Poa panicea Retz.
Tufted annual; culms 25-110 cm high, slender, geniculately ascending. Leaf-blades linear, flat, up to 25 cm long, 7 mm wide, long-attenuate; leaf-sheaths and both surfaces of the blades papillate-pilose, the hairs spreading. Inflorescence elliptic to oblong, often purplish, 20-30 cm long, composed of numerous straight slender ascending racemes 4-11 cm long scattered along the central axis. Spikelets 2-5(usually 3)-flowered, narrowly elliptic, 1.9-25 mm long, overlapping; glumes subequal, shorter than the lemmas, lower glume lanceolate, 0.7-1.5 mm long, acute, upper glume narrowly oblong, 0.9-1.6 mm long, obtuse and mucronate; lemmas elliptic oblong, 0.8-1.2 mm long, minutely hairy on the back, bluntly 2-toothed. Caryopsis broadly elliptic, 0.5 mm long, brown, obtusely trigonous in cross-section.
Type: China, Bladh (LD).
Distribution: Pakistan (Sind, Punjab & N W.F.P.); Sudan to Transvaal and Natal; West Africa and tropical Asia.
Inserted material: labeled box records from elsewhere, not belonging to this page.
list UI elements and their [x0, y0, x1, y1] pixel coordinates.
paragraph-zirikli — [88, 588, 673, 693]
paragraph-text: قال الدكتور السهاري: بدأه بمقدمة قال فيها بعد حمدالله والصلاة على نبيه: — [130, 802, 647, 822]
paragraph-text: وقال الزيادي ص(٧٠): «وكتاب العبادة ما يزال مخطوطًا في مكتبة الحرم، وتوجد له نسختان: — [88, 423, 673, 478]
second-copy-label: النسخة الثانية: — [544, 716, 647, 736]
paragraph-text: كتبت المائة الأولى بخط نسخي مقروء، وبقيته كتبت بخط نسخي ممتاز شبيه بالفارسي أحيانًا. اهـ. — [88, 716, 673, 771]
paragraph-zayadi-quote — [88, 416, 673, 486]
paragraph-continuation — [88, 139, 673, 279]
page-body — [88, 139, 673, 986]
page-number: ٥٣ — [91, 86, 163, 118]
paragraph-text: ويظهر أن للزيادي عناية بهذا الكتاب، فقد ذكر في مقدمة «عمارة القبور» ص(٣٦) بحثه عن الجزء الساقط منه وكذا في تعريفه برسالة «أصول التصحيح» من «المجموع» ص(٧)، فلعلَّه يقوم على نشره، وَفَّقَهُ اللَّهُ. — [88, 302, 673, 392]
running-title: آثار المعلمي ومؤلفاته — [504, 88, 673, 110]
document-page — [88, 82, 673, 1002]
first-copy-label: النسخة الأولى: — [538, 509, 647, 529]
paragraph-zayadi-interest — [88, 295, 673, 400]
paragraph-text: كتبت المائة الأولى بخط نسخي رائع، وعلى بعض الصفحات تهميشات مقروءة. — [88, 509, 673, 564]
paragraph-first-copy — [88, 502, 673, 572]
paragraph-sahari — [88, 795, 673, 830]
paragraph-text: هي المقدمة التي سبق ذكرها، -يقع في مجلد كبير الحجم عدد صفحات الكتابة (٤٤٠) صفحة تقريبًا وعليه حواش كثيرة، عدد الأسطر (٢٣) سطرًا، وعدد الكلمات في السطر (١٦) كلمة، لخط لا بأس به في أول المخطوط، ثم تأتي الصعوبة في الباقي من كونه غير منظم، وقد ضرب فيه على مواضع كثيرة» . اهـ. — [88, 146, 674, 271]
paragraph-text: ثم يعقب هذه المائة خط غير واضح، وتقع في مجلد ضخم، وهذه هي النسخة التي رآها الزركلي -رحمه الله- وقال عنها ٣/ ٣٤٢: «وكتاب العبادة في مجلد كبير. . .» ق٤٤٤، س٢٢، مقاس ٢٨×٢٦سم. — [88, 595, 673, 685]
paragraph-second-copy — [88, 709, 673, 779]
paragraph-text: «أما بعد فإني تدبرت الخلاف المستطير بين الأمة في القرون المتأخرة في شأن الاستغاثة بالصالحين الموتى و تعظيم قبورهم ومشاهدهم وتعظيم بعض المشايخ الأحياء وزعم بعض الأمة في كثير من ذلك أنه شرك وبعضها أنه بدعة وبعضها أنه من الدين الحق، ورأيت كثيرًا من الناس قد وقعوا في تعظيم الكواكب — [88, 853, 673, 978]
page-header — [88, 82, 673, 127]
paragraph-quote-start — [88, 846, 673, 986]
A weed of cultivated ground. It is often confused with Leptochloa filiformis (Lam.) P. Beauv. a native of warm temperate and tropical America which has long acuminate glumes only slightly shorter than the spikelet and glabrous lemmas. Leptochloa contracta (Retz.) Blatter & McCann, Bombay Grasses 243. 1935 is based on Poa contracta Retz., Obs. Bot. 3:11. 1783 which, according to Bor, Grasses Burma Ceyl. Ind. Pak. 517, is Diplachne fusca (Linn.) P. Beauv.
Leptochloa chinensis (Linn.) Nees in Syll. Ratisb. 1:4. 1824, differs from Leptochloa panacea in having 3-6, rather than 2-3 florets per spikelet and longer glumes. It is found over much of Southeast Asia, but is reported from Pakistan in error.